Die gesetzliche Krankenversicherung hat, begünstigt durch die gute Konjunktur und den Beschäftigungsboom auf dem deutschen Arbeitsmarkt, ihre Reserven weiter ausgebaut. Die Krankenkassen erzielten einen Überschuss von 2,7 Milliarden Euro. Gesundheitsminister Bahr (FDP) fordert die Kassen auf, Geld an die Versicherten auszuschütten.

Berlin. Die gesetzliche Krankenversicherung (GKV) hat auch im ersten Halbjahr 2012 ihre Reserven weiter ausgebaut - der guten Konjunktur und des Beschäftigungsbooms sei Dank auf einen neuen Rekordwert von rund 21,8 Milliarden Euro. Die Kassen erzielten einen Überschuss von rund 2,7 Milliarden Euro, bei Einnahmen von rund 94,8 Milliarden. Das teilte das Gesundheitsministerium am Mittwoch in Berlin unter Berufung auf vorläufige Zahlen mit. Der Ruf nach Entlastung der rund 50 Millionen Beitragszahler wird angesichts der glänzenden Zahlen lauter. Gesundheitsminister Bahr ruft die Krankenkassen zu Rückzahlungen an die Versicherten auf.
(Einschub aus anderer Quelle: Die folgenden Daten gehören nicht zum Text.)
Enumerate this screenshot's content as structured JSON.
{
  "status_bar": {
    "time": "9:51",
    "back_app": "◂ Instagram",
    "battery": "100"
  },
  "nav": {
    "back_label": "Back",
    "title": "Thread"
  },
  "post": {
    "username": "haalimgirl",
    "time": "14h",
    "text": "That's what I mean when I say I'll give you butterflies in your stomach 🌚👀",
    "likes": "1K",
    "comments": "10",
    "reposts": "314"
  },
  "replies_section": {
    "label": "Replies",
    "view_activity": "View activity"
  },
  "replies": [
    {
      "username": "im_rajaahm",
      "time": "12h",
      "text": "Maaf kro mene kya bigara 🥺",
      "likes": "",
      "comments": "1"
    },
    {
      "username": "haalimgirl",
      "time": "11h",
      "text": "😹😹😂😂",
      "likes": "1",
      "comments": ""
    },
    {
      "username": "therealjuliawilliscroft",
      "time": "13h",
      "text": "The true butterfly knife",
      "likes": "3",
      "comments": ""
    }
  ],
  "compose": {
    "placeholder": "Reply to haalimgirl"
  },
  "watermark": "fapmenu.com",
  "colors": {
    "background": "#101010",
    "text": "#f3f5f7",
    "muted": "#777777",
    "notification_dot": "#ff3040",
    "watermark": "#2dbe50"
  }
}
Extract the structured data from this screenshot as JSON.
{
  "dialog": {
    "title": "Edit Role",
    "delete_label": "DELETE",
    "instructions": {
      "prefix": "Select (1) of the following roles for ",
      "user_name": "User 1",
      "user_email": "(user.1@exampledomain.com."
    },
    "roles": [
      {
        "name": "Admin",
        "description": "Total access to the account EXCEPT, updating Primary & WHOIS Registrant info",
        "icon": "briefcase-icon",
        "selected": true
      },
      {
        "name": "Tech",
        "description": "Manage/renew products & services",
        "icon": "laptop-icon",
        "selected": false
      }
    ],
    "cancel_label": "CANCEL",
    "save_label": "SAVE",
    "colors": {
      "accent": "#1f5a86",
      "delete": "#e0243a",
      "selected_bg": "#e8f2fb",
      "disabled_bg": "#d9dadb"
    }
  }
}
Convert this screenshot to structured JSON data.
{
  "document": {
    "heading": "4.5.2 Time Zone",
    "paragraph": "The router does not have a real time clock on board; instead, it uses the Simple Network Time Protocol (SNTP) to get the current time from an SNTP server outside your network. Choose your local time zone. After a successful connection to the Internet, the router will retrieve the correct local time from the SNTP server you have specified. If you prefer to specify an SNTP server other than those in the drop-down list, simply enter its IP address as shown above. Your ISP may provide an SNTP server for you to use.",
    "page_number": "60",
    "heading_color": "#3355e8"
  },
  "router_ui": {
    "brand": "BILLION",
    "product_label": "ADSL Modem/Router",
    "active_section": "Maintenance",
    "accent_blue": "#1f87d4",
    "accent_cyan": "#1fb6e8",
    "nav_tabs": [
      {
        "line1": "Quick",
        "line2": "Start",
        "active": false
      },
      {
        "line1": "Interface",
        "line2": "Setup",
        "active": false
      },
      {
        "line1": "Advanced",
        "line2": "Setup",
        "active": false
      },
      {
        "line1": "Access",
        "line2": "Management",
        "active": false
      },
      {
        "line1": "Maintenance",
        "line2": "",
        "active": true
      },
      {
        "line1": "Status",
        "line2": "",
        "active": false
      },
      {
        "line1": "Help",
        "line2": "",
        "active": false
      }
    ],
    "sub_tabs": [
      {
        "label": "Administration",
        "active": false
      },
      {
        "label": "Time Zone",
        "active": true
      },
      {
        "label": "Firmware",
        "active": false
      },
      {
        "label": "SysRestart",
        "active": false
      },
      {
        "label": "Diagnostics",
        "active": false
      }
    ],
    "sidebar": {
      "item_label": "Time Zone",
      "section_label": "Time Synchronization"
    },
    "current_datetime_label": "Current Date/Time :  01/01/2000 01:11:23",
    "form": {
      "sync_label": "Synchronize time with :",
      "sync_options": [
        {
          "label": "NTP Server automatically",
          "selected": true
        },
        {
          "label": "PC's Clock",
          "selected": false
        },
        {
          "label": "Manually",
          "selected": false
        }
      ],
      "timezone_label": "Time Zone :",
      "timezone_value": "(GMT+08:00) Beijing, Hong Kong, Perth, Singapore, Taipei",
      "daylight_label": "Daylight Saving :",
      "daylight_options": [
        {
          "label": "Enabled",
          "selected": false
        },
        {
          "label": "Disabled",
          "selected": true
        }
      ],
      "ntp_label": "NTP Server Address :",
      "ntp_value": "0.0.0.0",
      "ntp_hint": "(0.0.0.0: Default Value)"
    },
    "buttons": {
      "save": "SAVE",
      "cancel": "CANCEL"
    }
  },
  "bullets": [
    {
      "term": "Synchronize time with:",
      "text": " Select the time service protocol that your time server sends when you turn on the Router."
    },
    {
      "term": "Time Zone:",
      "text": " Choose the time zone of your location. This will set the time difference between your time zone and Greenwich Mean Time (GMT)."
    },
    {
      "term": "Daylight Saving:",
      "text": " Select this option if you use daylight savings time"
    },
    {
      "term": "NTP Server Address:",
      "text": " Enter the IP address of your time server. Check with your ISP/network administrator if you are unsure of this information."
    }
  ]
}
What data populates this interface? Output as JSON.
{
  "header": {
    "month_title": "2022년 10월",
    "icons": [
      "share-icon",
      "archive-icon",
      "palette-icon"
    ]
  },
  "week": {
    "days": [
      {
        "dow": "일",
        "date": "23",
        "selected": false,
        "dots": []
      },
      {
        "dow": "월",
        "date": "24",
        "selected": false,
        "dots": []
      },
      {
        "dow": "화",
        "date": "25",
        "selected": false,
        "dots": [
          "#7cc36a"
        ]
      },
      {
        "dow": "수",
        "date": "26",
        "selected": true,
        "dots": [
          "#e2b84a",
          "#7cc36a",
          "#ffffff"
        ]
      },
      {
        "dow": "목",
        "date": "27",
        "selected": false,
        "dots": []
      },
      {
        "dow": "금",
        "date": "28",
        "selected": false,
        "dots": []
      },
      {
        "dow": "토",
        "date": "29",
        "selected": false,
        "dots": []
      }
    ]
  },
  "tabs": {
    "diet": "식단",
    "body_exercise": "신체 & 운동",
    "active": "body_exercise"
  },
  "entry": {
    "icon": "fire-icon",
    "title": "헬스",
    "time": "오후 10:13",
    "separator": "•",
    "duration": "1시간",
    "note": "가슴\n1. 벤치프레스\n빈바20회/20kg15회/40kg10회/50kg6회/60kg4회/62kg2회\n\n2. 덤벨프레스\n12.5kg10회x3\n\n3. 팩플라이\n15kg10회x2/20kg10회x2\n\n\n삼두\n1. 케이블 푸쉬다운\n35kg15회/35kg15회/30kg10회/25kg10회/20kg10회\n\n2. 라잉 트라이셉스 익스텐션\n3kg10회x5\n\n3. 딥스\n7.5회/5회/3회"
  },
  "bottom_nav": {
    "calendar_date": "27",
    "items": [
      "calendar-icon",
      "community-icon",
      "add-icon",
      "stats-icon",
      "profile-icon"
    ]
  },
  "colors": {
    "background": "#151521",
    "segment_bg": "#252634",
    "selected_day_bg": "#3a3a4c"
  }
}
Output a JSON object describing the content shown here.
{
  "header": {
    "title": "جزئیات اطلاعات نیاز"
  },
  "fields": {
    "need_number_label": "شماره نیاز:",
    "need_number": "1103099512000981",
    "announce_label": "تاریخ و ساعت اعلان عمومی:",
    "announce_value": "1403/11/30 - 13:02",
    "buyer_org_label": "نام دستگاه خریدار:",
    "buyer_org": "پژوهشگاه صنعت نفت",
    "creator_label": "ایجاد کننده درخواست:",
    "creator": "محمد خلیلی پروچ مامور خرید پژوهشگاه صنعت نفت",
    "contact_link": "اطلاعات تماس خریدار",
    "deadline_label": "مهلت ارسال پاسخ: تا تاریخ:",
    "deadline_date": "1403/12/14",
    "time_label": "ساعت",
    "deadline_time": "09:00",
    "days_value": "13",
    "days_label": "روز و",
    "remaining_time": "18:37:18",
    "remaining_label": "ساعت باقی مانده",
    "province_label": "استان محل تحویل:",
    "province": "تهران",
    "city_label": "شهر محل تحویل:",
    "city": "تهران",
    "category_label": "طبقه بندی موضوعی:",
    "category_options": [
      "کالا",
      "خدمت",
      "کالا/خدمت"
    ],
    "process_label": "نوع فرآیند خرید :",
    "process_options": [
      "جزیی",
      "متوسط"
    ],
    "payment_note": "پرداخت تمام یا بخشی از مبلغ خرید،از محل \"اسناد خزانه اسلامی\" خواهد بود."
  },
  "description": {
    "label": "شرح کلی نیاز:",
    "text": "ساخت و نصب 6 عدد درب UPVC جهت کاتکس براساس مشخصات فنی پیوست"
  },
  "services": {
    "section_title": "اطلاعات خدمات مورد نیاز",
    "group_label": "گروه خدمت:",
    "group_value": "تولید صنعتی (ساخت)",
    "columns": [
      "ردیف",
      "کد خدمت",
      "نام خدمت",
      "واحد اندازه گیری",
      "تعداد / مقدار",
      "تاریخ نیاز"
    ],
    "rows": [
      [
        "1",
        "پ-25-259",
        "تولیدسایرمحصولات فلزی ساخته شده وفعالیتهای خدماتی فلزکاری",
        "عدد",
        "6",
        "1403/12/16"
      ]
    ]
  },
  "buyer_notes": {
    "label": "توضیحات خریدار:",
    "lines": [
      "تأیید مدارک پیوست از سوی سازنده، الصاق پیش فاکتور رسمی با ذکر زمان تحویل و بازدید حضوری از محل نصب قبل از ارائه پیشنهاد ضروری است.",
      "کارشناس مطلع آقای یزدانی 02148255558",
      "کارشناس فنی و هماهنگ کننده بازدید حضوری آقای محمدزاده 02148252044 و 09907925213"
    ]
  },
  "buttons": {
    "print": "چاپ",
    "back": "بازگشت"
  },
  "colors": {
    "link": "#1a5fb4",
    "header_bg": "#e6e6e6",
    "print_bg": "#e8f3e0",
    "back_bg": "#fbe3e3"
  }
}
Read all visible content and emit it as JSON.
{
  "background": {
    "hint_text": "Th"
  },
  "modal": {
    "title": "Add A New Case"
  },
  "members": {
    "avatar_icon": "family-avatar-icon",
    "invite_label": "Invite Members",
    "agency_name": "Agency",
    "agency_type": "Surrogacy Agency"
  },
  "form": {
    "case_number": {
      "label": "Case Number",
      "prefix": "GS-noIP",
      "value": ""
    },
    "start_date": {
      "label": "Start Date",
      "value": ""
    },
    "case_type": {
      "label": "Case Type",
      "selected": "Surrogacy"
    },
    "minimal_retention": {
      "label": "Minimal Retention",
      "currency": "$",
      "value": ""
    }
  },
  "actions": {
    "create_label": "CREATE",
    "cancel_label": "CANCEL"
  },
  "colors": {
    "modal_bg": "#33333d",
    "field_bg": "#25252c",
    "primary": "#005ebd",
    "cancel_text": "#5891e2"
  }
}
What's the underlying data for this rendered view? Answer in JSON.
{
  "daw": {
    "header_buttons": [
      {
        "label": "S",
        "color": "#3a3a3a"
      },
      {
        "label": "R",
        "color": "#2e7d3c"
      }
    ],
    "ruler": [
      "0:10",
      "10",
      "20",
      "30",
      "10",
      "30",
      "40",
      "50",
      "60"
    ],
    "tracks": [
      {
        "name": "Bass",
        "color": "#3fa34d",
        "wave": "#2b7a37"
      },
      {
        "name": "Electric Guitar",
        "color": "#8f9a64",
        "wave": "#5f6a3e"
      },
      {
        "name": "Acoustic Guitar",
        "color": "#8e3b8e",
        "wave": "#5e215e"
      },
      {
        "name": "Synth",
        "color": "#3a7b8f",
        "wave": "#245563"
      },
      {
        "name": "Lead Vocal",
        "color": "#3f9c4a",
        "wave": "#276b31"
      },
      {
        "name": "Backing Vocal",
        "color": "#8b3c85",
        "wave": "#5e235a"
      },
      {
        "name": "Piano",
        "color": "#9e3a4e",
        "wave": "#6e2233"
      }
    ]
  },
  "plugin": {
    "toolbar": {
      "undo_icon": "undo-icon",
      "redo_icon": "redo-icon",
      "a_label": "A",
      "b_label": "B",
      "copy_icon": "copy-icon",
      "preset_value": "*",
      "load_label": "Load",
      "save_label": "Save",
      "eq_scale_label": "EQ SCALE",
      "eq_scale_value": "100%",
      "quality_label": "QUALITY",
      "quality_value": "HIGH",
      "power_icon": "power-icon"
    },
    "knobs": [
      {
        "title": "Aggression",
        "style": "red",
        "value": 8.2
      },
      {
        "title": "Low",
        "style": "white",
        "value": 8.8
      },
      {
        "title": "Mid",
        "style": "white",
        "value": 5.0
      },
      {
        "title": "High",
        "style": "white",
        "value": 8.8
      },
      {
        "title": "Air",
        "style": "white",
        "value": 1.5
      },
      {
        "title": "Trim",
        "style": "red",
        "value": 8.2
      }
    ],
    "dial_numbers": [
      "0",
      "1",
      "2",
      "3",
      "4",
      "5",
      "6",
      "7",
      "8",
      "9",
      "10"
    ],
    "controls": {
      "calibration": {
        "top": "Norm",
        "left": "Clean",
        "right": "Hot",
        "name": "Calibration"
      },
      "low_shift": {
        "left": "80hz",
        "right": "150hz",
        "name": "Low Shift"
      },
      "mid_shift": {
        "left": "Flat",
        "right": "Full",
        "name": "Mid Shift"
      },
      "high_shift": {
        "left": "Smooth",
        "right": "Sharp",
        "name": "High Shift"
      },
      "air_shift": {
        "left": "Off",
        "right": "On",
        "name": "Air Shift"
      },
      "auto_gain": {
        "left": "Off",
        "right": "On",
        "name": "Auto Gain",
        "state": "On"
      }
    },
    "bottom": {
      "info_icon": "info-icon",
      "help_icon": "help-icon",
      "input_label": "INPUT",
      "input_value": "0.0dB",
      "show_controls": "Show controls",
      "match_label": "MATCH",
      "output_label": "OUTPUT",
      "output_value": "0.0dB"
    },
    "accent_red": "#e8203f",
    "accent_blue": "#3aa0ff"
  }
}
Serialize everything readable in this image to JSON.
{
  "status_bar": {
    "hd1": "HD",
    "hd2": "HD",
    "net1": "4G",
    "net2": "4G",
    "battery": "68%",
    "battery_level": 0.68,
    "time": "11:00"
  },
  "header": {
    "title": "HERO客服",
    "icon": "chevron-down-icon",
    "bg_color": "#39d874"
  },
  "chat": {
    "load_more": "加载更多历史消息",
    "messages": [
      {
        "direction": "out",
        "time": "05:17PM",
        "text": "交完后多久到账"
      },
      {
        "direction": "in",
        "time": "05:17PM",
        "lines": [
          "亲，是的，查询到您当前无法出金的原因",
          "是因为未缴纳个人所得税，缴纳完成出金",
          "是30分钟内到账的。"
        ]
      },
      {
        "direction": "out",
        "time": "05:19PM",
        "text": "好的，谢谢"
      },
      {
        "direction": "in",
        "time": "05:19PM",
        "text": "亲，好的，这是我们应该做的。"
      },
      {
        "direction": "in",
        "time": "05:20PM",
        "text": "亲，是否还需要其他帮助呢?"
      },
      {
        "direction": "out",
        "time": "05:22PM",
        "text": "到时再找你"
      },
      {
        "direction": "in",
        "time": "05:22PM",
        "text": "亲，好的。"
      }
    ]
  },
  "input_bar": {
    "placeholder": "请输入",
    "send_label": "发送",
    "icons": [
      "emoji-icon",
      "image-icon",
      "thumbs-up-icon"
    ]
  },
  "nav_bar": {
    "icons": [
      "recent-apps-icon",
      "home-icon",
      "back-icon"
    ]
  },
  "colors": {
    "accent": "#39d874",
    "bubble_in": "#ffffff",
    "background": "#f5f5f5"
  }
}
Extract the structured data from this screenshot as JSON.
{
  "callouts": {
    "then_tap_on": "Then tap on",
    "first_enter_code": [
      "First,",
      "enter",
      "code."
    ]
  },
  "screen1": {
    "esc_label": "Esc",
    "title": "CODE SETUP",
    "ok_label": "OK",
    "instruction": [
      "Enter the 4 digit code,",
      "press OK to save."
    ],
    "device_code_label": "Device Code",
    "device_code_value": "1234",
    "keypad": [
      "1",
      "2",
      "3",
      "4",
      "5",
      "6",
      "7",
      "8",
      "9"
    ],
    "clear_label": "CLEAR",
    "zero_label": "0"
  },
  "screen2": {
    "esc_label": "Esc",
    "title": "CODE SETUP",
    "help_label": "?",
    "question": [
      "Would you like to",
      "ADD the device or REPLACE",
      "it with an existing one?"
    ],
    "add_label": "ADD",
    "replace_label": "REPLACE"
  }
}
Insgesamt sind etwa 70 Millionen Bürger in der GKV versichert. Wie das Bundesgesundheitsministerium am Mittwoch in Berlin mitteilte, haben die Krankenkassen zum Ende des ersten Halbjahres 12,8 Milliarden Euro als Polster angesammelt. 9 Milliarden gingen an die Geld-Umverteilungsstelle der Kassen, den Gesundheitsfonds. Nur ein Teil des Geldes ist als Pflichtreserve gebunden. Die Einnahmen stiegen im Vorjahresvergleich infolge gestiegener Löhne und Renten um 3,1 Milliarden Euro, die Ausgaben sanken um 2,8 Milliarden Euro.

Den Angaben zufolge stiegen die Leistungsausgaben je Versicherten in den ersten sechs Monaten um 3,2 Prozent, die Arzneimittelausgaben um 3,1 Prozent je Versicherten.Dieser Zuwachs liegt allerdings unter dem vom sogenannten Schätzerkreis prognostizierten Anstieg für dieses Jahr von 4,5 Prozent. Trotz dieser Zuwachsrate blieben die Arzneimittelausgaben im ersten Halbjahr um rund 560 Millionen Euro unter den Ausgaben des vergleichbaren Vorjahreszeitraums. Aber auch für Klinikbehandlungen wurden 3,4 Prozent und für ambulante ärztliche Behandlungen 2,1 Prozent mehr ausgegeben.

Bundesgesundheitsminister Daniel Bahr (FDP) appellierte an die besonders gut aufgestellten Kassen, Geld an die Versicherten zurückzugeben. „Die Überschüsse sind das Geld der Versicherten und Patienten“, sagte der FDP-Politiker. Diese sollten durch Leistungsverbesserungen und Entlastungen profitieren. „Krankenkassen sind keine Sparkassen“, sagte Bahr. Als Gründe für die positive Entwicklung nannte er neben der guten Entwicklung der Wirtschaft und den Beschäftigungszuwächsen auch die spürbaren Anstiege von Löhnen und Renten sowie das Arzneimittelsparpaket der Bundesregierung. Immer mehr Kassen hätten Finanzreserven erheblich über der zulässigen Obergrenze von 1,5 Monatsausgaben. Von Prämienauszahlungen profitierten derzeit gerade einmal rund 700.000 Versicherte – das sind nur ein Prozent. Im Rest des Jahres dürfte der Überschuss der Kassen laut Ministerium erfahrungsgemäß deutlich geringer ausfallen.

Der GKV-Spitzenverband warnte, die hohen Summen dürften „den Blick nicht darauf verstellen, dass der Überschuss aus dem ersten Halbjahr 2012 lediglich einer Reserve von 5 Tagen entspricht und dass der Gesundheitsfonds ein Minus von fast 500 Millionen Euro gemacht hat“, sagte Verbands-Sprecher Florian Lanz. Über Prämienrückerstattungen entscheide jede Krankenkasse aufgrund ihrer wirtschaftlichen Situation selbst.

Dabei seien die steigenden Leistungsausgaben, die Kürzung des Bundeszuschusses im kommenden Jahr und die Risiken im Euro-Raum zu bedenken. Dafür müssten die Krankenkassen ihre Rücklagen ausbauen.